Clark, the director of Bergen Kunsthall in Norway, says: “It’s like a group show that’s exploded across the city. The works all circle around this idea of the material reality of the city, and how communities and cities create and are created by its inhabitants.”

He is drawing on the city’s musical history, encompassing Cabaret Voltaire and The Human League. Clark, who studied at Sheffield Hallam University, will also explore its industrial heritage, especially its steel manufacturing base. “I was thinking about the various histories of Sheffield. I wanted to think about the specificity of the space,” he adds.

The London-based artist Steven Claydon has worked with local steel manufacturers on a new, large-scale video work to be shown in one of Sheffield’s most recognisable landmarks, the Grade II-listed Moore Street electricity substation. Four large-plate reverb panels will amplify the sound of his film piece which “draws on research into materiality and matter at an atomic level”, say the organisers.

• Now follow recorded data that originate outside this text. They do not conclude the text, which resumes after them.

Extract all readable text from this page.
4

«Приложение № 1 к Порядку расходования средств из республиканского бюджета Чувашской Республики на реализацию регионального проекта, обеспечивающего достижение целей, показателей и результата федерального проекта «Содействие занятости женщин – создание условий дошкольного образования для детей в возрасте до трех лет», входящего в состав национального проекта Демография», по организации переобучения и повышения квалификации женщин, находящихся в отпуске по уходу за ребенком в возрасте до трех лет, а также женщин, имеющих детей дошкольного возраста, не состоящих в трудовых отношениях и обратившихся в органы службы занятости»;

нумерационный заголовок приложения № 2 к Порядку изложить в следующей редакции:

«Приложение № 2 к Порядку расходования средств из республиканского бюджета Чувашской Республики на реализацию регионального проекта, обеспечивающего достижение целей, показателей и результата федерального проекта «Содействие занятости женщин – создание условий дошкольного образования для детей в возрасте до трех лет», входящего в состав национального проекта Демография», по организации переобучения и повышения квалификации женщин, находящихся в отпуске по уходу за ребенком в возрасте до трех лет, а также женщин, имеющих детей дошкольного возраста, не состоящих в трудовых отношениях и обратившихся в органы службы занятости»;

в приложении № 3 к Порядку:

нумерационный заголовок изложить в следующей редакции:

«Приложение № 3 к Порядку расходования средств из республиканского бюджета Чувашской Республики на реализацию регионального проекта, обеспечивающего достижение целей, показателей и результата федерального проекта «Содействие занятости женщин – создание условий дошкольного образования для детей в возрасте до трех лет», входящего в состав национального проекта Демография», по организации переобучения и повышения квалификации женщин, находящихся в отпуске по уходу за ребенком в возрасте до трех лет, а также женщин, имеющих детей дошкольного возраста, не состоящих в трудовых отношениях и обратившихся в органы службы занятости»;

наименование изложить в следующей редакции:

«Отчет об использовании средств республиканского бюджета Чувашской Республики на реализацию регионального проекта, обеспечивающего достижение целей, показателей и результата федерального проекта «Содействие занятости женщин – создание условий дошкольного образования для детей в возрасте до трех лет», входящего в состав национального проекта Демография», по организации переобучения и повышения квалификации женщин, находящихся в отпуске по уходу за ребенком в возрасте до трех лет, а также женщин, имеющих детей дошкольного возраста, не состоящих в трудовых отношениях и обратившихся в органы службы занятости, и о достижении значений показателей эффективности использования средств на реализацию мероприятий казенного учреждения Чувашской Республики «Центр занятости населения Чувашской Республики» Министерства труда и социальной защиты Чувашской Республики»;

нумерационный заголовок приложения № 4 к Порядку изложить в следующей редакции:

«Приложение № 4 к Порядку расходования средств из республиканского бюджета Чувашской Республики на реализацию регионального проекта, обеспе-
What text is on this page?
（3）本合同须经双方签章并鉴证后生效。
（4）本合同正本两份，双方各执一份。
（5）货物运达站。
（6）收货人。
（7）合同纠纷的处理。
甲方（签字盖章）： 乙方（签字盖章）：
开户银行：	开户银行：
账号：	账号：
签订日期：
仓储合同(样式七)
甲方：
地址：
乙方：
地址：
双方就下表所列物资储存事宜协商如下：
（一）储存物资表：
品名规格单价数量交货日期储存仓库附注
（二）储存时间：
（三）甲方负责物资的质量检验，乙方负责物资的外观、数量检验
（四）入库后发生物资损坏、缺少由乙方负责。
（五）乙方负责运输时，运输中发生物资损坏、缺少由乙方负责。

Two other new commissions by UK artists Hannah Sawtell and Richard Sides will also be unveiled; Sawtell’s multi-disciplinary work will use CGI and electronic sound to examine whether Sheffield needs a new “people’s currency” modelled on bitcoin. Sides will create a site-specific video and audio installation at a former funeral parlour on Eyre Street.  

The Brooklyn-based, French artist Michel Auder will present video works in The Scottish Queen, once an infamous pub, on the Park Hill Estate, which, says Clark, was a no-go area in the 1990s. “It’s incredibly sculptural and atmospheric up there,” he says. Auder was one of the first artists to use a Sony Portapak in the early 1970s, turning his lens on life and personalities at Andy Warhol’s The Factory.

A festival spokeswoman says that the main funders of Art Sheffield are Arts Council England and Sheffield City Council with additional support from various trusts, foundations and private sponsors.